CT-P6, a proposed biosimilar of trastuzumab, showed equivalent efficacy to reference trastuzumab (Herceptin) as a neoadjuvant treatment in human epidermal growth factor receptor 2-positive (HER2-positive) early breast cancer, according to a recent phase 3 equivalence trial.
CT-P6, a proposed biosimilar of trastuzumab, showed equivalent efficacy to reference trastuzumab (Genentech’s Herceptin) as a neoadjuvant treatment in human epidermal growth factor receptor 2-positive (HER2-positive) early breast cancer, according to a recent phase 3 equivalence trial. CT-P6 is produced by Celltrion, and is an approved biosimilar in the Republic of Korea. The study, conducted by Justin Stebbing, MD, of Imperial College Healthcare NHS Trust, London, United Kingdom, and colleagues, was published in the July issue of The Lancet Oncology.
The researchers recruited women, 18 years of age and older, who had stage I to IIIA operable HER2-positive breast cancer from 112 centers in 23 countries. The study’s inclusion criteria included a performance status score of 0 or 1 on the Eastern Cooperative Oncology Group criteria; adequate bone marrow, hepatic, and renal function; at least 1 measureable lesion; and known estrogen and progesterone receptor status. The study excluded women with bilateral breast cancer, previous breast cancer treatment, previous anthracycline treatment, and pregnancy or lactation.
Between August of 2014 and May of 2016, 549 patients were randomly assigned in a 1:1 ratio to receive neoadjuvant CT-P6 (n = 271) or reference trastuzumab (n = 278) intravenously for 8 cycles along with neoadjuvant docetaxel and fluorouracil (FEC), epirubicin, and cyclophosphamide therapy. Surgery was performed within 3 to 6 weeks of the final neoadjuvant study drug dose, followed by an adjuvant treatment period of up to 1 year.

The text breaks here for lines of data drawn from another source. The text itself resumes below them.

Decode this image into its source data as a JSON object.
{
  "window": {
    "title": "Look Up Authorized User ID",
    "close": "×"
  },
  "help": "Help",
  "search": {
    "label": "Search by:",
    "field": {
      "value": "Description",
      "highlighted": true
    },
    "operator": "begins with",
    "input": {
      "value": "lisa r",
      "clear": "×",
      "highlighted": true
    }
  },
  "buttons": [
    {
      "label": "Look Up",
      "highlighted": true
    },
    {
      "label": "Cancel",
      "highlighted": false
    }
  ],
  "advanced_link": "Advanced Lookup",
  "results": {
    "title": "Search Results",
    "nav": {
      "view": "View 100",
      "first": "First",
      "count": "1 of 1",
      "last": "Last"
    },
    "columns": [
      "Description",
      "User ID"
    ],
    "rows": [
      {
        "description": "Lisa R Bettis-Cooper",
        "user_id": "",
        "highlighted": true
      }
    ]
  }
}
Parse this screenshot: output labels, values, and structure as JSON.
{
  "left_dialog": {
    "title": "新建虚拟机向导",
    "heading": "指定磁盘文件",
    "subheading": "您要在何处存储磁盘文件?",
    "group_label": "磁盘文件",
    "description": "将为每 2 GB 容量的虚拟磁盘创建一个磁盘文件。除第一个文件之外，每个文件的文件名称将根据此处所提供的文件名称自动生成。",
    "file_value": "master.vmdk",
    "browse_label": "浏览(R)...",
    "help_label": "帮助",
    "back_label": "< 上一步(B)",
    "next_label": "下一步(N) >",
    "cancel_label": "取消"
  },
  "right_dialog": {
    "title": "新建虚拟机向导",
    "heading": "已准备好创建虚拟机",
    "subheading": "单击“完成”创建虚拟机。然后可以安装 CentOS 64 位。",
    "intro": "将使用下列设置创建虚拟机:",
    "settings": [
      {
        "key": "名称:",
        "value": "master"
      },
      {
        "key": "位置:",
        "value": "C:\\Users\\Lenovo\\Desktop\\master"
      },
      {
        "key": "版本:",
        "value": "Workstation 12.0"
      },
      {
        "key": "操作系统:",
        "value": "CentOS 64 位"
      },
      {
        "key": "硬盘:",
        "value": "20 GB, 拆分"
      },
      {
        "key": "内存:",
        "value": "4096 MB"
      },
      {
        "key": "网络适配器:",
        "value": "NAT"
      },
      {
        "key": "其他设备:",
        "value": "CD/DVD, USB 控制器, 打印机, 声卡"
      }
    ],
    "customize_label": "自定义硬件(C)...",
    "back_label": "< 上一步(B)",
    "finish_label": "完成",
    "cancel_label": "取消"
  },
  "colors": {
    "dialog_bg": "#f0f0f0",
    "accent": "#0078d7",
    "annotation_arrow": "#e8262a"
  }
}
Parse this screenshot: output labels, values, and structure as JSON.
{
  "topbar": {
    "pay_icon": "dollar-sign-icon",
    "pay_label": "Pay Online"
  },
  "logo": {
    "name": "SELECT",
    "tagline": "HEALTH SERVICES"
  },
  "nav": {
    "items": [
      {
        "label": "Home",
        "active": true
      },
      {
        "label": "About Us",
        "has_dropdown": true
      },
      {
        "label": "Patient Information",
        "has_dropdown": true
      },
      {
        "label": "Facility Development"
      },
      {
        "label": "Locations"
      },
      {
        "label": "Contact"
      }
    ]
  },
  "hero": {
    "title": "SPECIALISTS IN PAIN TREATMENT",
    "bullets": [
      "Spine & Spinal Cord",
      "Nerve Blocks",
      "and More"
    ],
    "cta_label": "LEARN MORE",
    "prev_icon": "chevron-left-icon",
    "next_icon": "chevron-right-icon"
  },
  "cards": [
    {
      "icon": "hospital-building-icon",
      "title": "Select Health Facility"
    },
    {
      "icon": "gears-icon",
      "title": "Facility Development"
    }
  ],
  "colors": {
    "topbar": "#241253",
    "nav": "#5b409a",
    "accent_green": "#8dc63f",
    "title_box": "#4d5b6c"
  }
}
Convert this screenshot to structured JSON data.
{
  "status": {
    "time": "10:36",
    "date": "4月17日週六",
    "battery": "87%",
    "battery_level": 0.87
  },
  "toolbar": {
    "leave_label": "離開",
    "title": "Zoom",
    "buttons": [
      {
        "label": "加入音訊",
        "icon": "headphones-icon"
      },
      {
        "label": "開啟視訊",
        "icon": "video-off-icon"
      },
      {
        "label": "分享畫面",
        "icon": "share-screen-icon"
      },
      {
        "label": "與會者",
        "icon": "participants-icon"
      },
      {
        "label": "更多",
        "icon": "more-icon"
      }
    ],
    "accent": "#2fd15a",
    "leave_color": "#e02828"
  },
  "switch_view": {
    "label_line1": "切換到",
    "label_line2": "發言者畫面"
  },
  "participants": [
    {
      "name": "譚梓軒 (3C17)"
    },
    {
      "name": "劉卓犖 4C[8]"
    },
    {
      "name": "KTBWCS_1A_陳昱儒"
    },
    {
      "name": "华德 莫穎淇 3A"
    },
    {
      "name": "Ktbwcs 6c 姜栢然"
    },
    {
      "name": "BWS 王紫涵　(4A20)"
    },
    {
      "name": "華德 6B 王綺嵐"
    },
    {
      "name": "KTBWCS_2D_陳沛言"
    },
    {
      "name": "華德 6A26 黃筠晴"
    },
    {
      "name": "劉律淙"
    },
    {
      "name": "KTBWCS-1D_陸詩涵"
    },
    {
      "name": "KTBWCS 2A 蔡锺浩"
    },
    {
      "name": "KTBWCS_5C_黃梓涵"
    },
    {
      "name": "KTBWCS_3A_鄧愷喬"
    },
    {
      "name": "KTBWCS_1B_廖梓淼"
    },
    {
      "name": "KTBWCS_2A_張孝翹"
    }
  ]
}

All participants and investigators were masked as to treatment until the study was completed.
The researchers monitored the long-term safety and efficacy of the trastuzumab biosimilar for 3 years after the last patient was enrolled in the study. The study’s primary efficacy endpoint was pathological complete response (defined as the absence of invasive cancer in the breast and axillary nodes, assessed by histopathology reports obtained after surgery). The equivalence margin (EM), a measure of clinically meaningful differences in effectiveness between the biosimilar and reference product, was set at -0.15 to 0.15.
The study reports that a similar proportion of patients achieved pathological complete response with CT-P6 (116 of 248 patients, or 48.8%) as with reference trastuzumab (129 of 256 patients, or 44.1%). The researchers stated that the estimated treatment outcome difference was within the set EM.
Serious treatment-emergent adverse events (AEs) were reported by 7% of the patients in the CT-P6 group versus 8% of the reference trastuzumab group; frequent, serious AEs were febrile neutropenia (1% vs <1%) and neutropenia (<1% vs 1%). Grade 3 or worse treatment-related AEs occurred in 6% of 271 patients in the CT-P6 group versus 8% of 278 in the reference trastuzumab group. The most frequently reported AE was neutropenia in 4% versus 5%.
The investigators concluded that the study’s findings of CT-P6’s equivalent efficacy to reference trastuzumab and its similar adverse event profile suggest that availability of trastuzumab biosimilars could increase access to this targeted therapy for HER2-positive early-stage cancer.